Je suis une enfant des années 1990, de la génération Y comme on voit dans tous les magazines, et pourtant quelque chose fait que comme beaucoup avant moi, j’aurais aimé vivre à une autre époque, juste pour voir. Je suis loin d’être partisane de cette connerie du vieux blasé qu’est la devise du « c’était mieux avant », mais je dois reconnaître que certaines périodes de l’histoire et surtout du XXème siècle me font un peu fantasmer par certains aspects.

Emmanuelle de Boysson nous ramène ici au cœur des années 1970, avec le décor qui va avec : les téléphones orange, Salut les Copains et les jupes qui se raccourcissent. Mai 68 est passé par là et on sent comme une envie de liberté dans l’air, même si cela implique de nombreux conflits de génération.

Son héroïne, Juliette, est une adolescente peu sûre d’elle, qui vit dans l’ombre de sa cousine Camille qui n’a pas froid aux yeux. Sa mère ne prête pas trop attention à ses fréquentations, et Camille s’amuse. Juliette aimerait tout simplement en faire autant, mais dans une famille avec une mère catholique et qui se veut respectable jusqu’au bout des ongles, ce n’est pas vraiment la même chanson. Et pourtant, Juliette va enchaîner les frasques, par curiosité ou par rébellion, rappelant un peu les Malheurs de Sophie par moments. Juliette est amoureuse, elle aime écrire, elle écume les routes d’Alsace sur son solex orange et elle rêve d’être adulte, d’avoir le choix.

C’est un véritable roman initiatique que nous propose l’auteur ; à travers ces quelques pages, Juliette s’affirme, elle grandit, elle mûrit, et va de découverte en découverte (bonnes comme mauvaises d’ailleurs). Les garçons, son avenir, son image, tout tourne autour d’elle et son petit monde d’adolescente semble bien compliqué.
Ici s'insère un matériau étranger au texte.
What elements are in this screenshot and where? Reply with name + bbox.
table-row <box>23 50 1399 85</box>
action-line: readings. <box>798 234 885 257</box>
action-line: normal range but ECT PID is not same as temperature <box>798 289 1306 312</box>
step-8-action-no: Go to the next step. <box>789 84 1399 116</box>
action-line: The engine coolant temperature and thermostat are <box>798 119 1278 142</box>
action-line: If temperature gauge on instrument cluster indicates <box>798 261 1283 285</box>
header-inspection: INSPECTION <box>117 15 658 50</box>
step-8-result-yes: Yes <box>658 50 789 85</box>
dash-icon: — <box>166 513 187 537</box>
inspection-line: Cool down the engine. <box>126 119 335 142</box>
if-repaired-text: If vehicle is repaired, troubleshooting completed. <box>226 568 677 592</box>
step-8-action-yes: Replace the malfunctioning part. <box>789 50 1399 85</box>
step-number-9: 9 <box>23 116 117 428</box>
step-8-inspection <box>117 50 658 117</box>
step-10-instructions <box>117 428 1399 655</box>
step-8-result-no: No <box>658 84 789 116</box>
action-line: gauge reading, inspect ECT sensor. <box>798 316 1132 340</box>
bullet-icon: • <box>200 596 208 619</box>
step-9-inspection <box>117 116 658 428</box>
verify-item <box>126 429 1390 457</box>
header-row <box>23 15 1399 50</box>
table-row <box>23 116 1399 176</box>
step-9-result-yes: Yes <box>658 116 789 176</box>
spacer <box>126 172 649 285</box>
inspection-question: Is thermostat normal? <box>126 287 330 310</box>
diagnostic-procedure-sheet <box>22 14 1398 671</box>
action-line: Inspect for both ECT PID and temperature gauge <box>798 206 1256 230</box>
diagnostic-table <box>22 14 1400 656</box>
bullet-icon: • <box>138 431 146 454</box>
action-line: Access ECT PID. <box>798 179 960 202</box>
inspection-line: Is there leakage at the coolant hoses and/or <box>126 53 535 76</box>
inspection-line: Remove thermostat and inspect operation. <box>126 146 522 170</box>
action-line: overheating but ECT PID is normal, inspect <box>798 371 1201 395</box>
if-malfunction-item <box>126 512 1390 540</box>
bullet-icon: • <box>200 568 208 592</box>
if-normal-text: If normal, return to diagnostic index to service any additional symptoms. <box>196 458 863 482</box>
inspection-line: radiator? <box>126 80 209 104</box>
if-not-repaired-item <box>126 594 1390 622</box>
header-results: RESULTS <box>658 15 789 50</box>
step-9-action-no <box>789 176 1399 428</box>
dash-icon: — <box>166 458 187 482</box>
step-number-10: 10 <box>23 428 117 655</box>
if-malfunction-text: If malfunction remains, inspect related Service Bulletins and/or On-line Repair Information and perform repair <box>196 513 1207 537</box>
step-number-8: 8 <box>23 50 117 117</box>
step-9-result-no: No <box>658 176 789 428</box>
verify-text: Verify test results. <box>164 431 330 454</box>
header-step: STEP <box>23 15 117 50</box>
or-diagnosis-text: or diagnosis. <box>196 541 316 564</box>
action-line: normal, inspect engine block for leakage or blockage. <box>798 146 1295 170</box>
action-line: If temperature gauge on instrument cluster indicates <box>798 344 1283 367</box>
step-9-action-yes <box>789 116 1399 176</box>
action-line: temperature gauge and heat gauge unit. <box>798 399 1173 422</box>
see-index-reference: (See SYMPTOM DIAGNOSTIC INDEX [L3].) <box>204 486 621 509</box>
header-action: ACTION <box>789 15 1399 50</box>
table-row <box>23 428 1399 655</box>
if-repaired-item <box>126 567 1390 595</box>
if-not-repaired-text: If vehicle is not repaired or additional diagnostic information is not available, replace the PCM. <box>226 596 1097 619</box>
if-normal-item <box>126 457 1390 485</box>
Lire ce roman, c’est retrouver ce petit côté nostalgique qu’on a en regardant La Boum : on se moque de Sophie Marceau mais en même temps, on la comprend. On n’est pas sérieux quand on a dix-sept ans.

« Il faut que je trouve la force de donner un sens à mon existence. Dégoûtés par la guerre du Vietnam et l’injustice, deux lycéens se sont immolés par le feu à Lille. Serais-je capable d’aller jusque-là ? Un jour, nous bâtirons un monde nouveau. Y aurai-je ma place, moi qui ai tendance à me dérober devant l’obstacle ? »

Emmanuelle de Boysson signe ici un roman comme une peinture très réussie des années 1970. On sent ici toute la dimension ambivalente de cette époque, entre libération des mœurs, nouveaux codes, et respect des traditions. Tout se mélange, il y a comme un esprit révolutionnaire dans l’air et les jeunes veulent du renouveau. J’ai adoré cette immersion courte mais intense dans une époque que je n’ai pas connue, et dont je ne vois que les traces aujourd’hui avec les vinyles de Chantal Goya ou le seau à glaçons en forme de pomme verte chez mes grands-parents.

« Adossé au juke-box, il siffla Lady Lay. Les vieilles dames s’étaient volatilisées. Dehors, la neige enveloppait de capes blanches les riches et les pauvres, les jeunes et les vieux, recouvrant nos pas et les mots tendres de Patrice. Bye bye baby. »

Ce roman bien écrit se lit d’une traite, tant son héroïne est attachante et l’immersion immédiate. Le lecteur est directement embarqué à Mulhouse dans les années 1970, avec le kougloff ou le bäckoff qu’on sert le dimanche.

C’était une très belle lecture, parfaite pour un week-end hivernal. Je conseille sans hésiter ce roman à tous les nostalgiques (ou pas) de l’adolescence, aux enfants et aux plus grands des années 1970… et à tous les autres, juste parce que la découverte en vaut la peine.